I finanzieri, durante le perquisizioni, hanno acquisito decine di faldoni di documentazione amministrativa, pc e hard disk

Imperia. Truffa ai danni dello Stato, ma anche corruzione, abuso d’ufficio e peculato. Queste le accuse che la Procura della Repubblica di Imperia muove nei confronti di medici e dipendenti dell’Asl 1, tutti coinvolti nello scandalo delle cosiddette “liste pilotate”, un’inchiesta choc della guardia di finanza denominata “Stai senza pensieri” che coinvolge anche i titolari di centri diagnostici esterni convenzionati con l’azienda sanitaria imperiese. In sostanza, secondo l’accusa, era stato creato un centro di prenotazioni parallelo a quello ufficiale tutto scoperto dalle fiamme gialle coordinate dal maggiore Roberta Masci e dal tenente Gianluca Savoia.

Gli indagati dal procuratore capo di Imperia Grazia Pradella e dal sostituto procuratore Marco Zocco sono i dipendenti dell’Asl Giovanni Bruno ovvero il dirigente del Governo Clinico e Monitoraggio Attività Assistenziale, Giovanni Bestagno dipendente Asl della stessa struttura, Paolo Oggero medico radiologo in servizio all’ospedale di Sanremo, quindi Massimiliana De Ferrari Terzi rappresentante legale del Centro Hesperia di Bordighera, suo figlio Giuseppe Fellegara, socio del centro e ancora Gabriela Viorica Ristea che è rappresentante del Nuovo centro diagnostico andorese, del marito Gianluca Panunzio medico ortopedico del Nuovo centro diagnostico andorese (i due gestiscono anche un centro a Sanremo), indagata anche Aurora De Iuliis, agente immobiliare di Sanremo, che è una conoscente del dottor Paolo Oggero e Ettore Zacché titolare di uno studio radiologico di Bordighera. Paolo Oggero e Aurora De Iuliis risultano essere indagati per il reato di peculato. Sarebbe stato Oggero ad aver effettuato una radiografia alla gatta della professionista al Borea ed un prelievo del sangue con i pazienti in lista d’attesa.

L’avvocato Antonio Marino che difende Panunzio e Ristea esclude che “vi sia stata qualsiasi forma di corruzione da parte dei propri assistiti o remunerazione in favore del dottor Bestagno come avverrà accertato nelle sedi giudiziarie”.
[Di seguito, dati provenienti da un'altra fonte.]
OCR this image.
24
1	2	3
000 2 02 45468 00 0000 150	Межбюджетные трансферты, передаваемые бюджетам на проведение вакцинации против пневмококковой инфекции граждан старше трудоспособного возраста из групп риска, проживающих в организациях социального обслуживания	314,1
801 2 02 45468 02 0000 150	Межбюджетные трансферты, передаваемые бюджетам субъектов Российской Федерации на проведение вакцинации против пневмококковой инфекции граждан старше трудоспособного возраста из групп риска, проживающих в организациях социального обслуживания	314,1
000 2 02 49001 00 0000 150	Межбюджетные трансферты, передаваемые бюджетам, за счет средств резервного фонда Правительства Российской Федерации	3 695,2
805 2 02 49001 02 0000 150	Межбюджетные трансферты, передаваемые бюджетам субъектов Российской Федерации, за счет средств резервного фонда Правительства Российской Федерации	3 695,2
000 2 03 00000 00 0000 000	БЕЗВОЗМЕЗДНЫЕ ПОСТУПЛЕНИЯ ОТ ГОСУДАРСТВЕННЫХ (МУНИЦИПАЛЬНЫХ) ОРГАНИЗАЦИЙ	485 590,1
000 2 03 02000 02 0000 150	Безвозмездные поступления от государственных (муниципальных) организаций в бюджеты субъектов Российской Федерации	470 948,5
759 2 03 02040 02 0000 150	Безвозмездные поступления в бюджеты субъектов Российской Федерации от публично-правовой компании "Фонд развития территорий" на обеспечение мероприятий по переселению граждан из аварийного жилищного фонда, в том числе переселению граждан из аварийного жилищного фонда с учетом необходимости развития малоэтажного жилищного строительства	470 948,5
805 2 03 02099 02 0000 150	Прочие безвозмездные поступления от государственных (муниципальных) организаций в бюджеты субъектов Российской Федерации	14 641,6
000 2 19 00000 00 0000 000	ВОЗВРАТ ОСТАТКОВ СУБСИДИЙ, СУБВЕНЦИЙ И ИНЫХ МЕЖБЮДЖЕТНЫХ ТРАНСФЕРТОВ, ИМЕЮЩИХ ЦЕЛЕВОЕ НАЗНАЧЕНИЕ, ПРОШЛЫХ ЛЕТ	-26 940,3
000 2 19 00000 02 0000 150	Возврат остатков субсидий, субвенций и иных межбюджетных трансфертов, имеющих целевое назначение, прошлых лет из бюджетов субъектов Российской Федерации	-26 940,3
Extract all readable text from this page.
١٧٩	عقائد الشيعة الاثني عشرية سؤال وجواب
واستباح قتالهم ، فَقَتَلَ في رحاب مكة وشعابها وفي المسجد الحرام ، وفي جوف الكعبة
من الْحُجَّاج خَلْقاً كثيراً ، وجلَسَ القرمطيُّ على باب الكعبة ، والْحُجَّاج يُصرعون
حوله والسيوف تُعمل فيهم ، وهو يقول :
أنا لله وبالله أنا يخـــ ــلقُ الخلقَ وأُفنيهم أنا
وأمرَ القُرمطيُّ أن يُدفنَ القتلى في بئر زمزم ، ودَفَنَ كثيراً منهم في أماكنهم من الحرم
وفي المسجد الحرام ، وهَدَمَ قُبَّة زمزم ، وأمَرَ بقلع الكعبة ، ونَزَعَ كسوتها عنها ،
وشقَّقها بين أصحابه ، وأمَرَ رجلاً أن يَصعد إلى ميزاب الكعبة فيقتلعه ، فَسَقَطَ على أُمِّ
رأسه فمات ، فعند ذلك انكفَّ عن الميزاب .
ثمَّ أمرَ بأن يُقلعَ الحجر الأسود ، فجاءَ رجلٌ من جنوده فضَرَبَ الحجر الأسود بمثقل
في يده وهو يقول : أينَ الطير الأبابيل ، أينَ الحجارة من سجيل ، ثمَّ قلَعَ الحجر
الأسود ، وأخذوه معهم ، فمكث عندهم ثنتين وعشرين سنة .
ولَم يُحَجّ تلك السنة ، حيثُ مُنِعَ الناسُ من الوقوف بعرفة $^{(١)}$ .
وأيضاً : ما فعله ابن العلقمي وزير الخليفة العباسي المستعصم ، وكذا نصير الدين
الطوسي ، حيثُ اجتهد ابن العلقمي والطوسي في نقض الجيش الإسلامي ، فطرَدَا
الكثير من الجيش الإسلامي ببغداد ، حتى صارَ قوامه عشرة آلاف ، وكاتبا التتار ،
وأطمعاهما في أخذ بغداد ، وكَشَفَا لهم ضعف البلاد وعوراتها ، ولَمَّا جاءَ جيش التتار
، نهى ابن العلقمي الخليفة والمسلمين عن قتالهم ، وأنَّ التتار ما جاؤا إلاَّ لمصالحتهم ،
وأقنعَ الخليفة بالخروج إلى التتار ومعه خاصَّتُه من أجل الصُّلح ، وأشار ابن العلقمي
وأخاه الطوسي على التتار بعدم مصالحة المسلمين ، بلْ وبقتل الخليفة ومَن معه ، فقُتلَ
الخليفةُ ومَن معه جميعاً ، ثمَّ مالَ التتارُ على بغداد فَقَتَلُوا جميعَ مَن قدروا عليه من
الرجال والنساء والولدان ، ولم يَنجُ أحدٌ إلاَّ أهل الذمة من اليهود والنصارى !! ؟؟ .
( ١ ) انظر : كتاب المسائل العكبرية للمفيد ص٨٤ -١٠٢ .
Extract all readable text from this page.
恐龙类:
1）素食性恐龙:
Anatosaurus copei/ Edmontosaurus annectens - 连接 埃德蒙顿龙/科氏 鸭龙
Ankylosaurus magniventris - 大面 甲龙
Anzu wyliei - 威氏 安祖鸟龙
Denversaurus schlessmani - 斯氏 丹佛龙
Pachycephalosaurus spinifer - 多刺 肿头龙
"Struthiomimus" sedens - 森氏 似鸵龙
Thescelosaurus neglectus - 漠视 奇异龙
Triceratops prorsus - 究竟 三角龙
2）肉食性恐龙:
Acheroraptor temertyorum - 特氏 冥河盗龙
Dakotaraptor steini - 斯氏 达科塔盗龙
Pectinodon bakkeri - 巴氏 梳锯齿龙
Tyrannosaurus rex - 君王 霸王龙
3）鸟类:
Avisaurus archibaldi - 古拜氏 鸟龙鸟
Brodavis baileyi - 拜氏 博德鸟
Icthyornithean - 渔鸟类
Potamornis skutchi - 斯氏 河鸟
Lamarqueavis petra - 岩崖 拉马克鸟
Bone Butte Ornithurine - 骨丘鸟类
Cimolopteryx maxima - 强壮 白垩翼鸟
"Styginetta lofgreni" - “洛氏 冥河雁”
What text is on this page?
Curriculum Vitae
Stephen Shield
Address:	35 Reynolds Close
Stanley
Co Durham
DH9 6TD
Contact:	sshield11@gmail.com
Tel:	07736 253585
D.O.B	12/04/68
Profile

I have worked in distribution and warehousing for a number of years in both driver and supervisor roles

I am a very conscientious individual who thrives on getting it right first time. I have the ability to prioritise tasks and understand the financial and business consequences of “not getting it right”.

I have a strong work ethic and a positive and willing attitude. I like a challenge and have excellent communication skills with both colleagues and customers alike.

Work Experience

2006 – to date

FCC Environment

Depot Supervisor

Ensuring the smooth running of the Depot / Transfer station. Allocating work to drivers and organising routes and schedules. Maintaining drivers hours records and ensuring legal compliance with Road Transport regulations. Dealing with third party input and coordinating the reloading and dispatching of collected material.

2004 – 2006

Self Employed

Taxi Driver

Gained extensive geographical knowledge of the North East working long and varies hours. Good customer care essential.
I finanzieri, durante le 32 perquisizioni in abitazioni e uffici, hanno acquisito decine di faldoni di documentazione amministrativa, pc e hard disk. Il reato di peculato emerge dall’uso di strutture pubbliche a fini privati, quello di truffa per il pagamento di fatture per prestazioni non eseguite, il falso e l’abuso d’ufficio per aver creato un sistema di prenotazioni parallelo. Ora si sta cercando di capire, se qualcuno venisse privilegiato anche in cambio di denaro. Secondo la Guardia di finanza il fenomeno andava avanti da circa due anni. “Non sarà un lavoro breve”, commentava un agente uscendo da Bussana. Si spulciano ora i nomi anche di coloro che avrebbero beneficiato dei favori di medici e personale degli uffici Asl. Verranno controllati tabulati telefonici così come le intercettazioni telefoniche.